緊張のあまりうまくいきができない。まさかこんなことになるなんて、思いもしなかった。変な汗ばっかり出てきてああ、汗臭くなったらどうしよう。なんてどうでもよさげな事を考える。いや、私からすればかなり重要な問題なんだけど。どうしようどうしよう。何か話したほうがいいのかな?いやでもこれといって話題が・・・・。あ、とりあえずこの前は急なメールしてすいません?いやメールに急もなにもかな。え、でもなぁ・・・。あ、変なこと頼んですいません?いや、これは図々しいよね。お前誰だってなるよあの内容だし
「久しぶりだな。倉持の彼女の紹介の時以来だな」
「は、はい!クリスさんお元気そうでよかったです」
「お前も元気・・・とはいかないか」
目の下。クマできてるぞ。そっと目の下を指でなぞられてびくりと体が反応してしまう。そ、そんなにひどい顔をしているのだろうか。思わず苦笑をするとクリスさんは困った顔をして頭を優しく撫でた。久々の優しさに思わず涙腺が緩み、涙がこぼれそうになる。必死で歯を食いしばって耐えていると泣きたい時は泣けばいいんだ。と優しい声で言われてとうとう涙がこぼれた。御幸のこと、何があったんだ。わかりません。ただ突然帰ってこなくなって、それから変わってしまって。見苦しいって思われるかもしれませんが、わたしまだ御幸を信じたいんです。理由があるんだって思いたいんです。そうじゃないと、苦しくて死んじゃいそうで。身勝手ですけど、本人の口から別れたい。出て行け。って言われるまで待ちたいんです。こんなことになってもまだ、御幸が好きで。まだ可能性があるならって、縋ってしまって。そういうともう一度頭を優しく撫でられる。見苦しい訳無いだろ。お前が信じてくれるから、御幸もお前を信じれるし、頑張れる。大丈夫だ。きっとなにか理由がある。俺だってそう思う。あいつが、あんなにひとりの女に執着するのを俺は初めて見たんだ。あんなに優しい顔を出来るんだと、初めて見た時思った。御幸にとってお前はとても大切な人間だ。それは誰の目から見ても明らかだ。あの鈍感なさわむらですら気づいていたんだ。自信を持て。

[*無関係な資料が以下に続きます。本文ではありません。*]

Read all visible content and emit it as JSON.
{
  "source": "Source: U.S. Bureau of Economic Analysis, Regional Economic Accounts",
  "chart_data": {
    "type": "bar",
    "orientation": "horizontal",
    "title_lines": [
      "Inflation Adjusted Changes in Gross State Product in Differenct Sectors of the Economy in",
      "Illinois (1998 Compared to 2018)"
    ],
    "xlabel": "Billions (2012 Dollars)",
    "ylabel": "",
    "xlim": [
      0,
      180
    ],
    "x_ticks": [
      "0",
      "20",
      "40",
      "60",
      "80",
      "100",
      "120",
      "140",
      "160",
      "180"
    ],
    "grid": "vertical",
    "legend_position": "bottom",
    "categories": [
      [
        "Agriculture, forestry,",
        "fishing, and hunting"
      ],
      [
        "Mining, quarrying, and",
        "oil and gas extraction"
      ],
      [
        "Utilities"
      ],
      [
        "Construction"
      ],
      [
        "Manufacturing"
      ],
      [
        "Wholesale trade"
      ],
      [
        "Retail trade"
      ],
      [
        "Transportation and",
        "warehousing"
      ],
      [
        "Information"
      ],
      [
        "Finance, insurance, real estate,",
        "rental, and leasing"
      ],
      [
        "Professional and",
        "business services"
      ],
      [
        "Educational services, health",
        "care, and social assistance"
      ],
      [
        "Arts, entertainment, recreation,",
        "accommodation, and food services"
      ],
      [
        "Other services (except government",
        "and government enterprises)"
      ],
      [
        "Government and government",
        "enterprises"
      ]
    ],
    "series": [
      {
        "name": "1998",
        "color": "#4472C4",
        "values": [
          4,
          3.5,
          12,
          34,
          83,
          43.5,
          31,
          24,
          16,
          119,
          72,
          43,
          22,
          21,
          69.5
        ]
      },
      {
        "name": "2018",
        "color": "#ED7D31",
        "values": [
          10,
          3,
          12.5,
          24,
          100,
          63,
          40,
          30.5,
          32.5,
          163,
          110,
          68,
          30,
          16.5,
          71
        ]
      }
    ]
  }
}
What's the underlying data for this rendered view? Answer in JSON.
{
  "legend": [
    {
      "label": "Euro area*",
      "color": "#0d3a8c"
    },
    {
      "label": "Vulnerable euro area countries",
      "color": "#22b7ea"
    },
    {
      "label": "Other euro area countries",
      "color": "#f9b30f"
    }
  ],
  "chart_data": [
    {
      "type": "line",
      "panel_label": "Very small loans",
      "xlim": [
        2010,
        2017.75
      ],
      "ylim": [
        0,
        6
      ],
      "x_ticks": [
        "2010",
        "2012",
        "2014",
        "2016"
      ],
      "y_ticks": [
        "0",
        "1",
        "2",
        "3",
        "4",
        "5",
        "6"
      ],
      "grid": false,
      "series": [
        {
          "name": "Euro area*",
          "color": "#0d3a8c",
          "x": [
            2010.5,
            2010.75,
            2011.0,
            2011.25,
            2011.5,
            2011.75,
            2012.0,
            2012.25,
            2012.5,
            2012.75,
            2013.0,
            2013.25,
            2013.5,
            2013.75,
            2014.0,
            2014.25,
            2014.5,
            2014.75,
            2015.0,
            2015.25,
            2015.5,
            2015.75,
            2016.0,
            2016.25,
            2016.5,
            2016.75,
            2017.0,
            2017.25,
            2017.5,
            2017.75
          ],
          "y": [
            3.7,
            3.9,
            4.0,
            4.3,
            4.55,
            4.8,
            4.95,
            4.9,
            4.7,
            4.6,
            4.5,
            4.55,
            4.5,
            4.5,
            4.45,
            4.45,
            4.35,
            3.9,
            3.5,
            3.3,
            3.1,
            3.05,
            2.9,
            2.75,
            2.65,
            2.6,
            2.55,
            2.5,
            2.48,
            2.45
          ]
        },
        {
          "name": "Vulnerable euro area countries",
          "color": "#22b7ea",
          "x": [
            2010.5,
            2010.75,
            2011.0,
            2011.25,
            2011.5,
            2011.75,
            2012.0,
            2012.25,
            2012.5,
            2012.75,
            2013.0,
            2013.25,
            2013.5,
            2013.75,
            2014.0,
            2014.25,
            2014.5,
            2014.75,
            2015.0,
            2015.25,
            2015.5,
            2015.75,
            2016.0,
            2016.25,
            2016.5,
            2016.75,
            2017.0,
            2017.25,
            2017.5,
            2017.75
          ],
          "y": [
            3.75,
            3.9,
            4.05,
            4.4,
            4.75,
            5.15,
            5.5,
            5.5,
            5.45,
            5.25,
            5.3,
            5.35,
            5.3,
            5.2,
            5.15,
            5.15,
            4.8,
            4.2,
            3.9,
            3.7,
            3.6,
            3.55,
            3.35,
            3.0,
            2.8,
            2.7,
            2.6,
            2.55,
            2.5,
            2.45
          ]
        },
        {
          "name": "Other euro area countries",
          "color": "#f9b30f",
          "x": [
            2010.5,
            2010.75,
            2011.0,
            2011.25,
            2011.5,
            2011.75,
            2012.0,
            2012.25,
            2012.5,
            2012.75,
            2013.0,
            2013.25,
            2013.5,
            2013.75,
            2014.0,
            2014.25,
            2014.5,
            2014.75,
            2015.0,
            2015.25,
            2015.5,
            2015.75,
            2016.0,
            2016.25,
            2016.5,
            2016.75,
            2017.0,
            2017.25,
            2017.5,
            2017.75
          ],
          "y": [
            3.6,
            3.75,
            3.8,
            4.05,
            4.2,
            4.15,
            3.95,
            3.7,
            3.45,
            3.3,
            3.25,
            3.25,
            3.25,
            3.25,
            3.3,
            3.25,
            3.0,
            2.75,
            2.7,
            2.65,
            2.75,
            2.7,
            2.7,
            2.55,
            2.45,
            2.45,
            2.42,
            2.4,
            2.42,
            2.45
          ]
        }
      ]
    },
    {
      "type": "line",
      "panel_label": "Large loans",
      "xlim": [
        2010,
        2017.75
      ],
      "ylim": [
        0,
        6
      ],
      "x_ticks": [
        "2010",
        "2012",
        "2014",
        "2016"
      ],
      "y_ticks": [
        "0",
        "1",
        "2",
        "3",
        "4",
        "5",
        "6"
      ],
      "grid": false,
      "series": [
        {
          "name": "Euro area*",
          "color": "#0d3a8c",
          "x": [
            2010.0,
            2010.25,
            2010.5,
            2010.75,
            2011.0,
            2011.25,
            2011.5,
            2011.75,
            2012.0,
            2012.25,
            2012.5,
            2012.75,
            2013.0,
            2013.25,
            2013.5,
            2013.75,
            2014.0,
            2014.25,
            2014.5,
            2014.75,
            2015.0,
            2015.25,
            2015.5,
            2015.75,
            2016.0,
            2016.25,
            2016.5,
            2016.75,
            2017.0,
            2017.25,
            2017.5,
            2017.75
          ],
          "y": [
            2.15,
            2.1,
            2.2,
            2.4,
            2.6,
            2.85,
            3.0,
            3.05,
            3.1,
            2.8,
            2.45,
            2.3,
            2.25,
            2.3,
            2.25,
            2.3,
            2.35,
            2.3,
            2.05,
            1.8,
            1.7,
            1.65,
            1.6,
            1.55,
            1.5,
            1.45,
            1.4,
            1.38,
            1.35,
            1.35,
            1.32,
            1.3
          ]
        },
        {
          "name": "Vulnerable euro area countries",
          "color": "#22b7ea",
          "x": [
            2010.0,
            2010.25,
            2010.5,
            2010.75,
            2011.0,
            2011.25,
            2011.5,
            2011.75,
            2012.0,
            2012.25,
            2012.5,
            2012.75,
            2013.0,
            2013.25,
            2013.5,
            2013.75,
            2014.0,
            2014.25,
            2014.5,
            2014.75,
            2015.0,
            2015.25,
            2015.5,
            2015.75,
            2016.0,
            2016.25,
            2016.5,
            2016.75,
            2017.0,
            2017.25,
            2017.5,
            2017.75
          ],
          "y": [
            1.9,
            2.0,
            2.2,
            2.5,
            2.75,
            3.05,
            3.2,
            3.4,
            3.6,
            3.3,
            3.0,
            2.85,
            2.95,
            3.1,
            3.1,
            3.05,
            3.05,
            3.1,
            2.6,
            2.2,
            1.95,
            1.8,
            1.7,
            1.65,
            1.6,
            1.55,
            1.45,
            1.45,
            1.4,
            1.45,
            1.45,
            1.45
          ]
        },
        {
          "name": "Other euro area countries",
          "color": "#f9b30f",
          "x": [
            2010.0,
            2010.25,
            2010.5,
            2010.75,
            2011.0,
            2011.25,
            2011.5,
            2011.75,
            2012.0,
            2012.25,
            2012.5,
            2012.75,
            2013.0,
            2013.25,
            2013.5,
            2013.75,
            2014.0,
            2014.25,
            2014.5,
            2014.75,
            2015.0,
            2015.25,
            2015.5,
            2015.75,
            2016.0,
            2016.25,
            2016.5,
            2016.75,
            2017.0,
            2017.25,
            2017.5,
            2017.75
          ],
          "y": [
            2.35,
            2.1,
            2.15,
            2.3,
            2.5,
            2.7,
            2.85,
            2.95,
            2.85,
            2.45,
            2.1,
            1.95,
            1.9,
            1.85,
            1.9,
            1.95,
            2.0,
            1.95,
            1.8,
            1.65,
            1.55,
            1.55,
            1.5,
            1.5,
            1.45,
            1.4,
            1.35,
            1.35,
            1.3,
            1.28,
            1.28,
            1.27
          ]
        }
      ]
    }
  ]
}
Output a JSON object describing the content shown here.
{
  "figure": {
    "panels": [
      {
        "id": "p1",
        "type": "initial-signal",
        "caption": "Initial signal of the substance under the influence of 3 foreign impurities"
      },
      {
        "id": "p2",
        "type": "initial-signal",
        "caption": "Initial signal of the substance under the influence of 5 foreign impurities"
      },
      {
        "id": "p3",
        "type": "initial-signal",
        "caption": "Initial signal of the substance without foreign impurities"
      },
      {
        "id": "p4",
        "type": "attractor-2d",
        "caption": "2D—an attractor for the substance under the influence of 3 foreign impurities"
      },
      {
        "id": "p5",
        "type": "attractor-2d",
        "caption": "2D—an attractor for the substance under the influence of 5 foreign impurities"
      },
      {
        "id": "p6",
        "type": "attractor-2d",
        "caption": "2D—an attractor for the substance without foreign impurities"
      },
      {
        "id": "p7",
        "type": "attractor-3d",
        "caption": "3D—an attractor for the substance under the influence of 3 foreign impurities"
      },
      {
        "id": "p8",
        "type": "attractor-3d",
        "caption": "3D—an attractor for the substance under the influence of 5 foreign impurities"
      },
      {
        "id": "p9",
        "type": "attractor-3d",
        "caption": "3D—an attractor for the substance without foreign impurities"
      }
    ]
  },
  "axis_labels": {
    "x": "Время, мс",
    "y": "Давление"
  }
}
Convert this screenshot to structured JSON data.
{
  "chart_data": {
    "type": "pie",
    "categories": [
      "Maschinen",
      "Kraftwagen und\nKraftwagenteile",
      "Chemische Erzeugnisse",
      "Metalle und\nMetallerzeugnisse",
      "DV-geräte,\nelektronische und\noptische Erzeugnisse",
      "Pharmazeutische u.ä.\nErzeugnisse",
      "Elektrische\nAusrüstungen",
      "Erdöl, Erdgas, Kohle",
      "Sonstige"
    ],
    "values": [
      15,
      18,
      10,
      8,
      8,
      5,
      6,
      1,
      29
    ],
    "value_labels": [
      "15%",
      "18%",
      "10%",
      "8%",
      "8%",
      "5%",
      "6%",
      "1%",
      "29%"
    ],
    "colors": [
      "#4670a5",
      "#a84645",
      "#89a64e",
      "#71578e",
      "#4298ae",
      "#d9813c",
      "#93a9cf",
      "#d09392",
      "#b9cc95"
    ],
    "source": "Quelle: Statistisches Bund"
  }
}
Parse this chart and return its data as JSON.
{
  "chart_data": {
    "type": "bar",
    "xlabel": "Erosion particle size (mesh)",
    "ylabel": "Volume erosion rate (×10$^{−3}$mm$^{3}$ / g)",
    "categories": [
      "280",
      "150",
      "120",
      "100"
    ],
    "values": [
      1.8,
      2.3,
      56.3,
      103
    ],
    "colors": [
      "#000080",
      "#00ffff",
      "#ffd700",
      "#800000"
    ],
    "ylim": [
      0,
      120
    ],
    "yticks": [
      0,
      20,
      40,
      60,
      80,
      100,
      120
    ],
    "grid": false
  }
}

優しい励ます言葉に何度も頷いて涙を流す。こんなふうに人前で泣くのは最後にしよう。みっともない姿を晒すのも、最後にしよう。御幸だってきっと何かを頑張ってるのだから。それなのに私がこんなふうに泣けば同情の目があつまる。そんなのおかしい。御幸の頑張りに誰も目が行かなくなるのは、おかしい。だからもう、泣かない。泣いちゃダメだ。泣くならせめて・・・御幸の前だけにしよう。
「そういえば倉持がとても心配していた」
「あー・・・最近返事してなくて。心配かけちゃったんだと思います」
「いま連絡したらどうだ?」
「携帯の電池、なくなっちゃって・・・」
既に動かなくなったそれを見せればクリスさんは苦笑してなら宿泊所についたら携帯をかそう。といって前を向く。宿泊所?そういえばわたしどこに向かっているのだろうか。歩道を歩いていたら、車のクラクションが鳴って、何かと思えばクリスさんで。乗るように言われて断るに断れずに今となった。あの、今何処に向かって?ああ、話してなかったな。俺が帰国中に暮らしてる仮の家だ。え、えぇ?!い、いやそんなところお邪魔できませんから!しばらく家事を頼む。いろいろ忙しくてな。まともなご飯を最近食べていないんだ。そんな言い方をされるとまた断りづらくて、もう一度あざといような角度でダメか?と聞かれればこちらが降参する他なかった。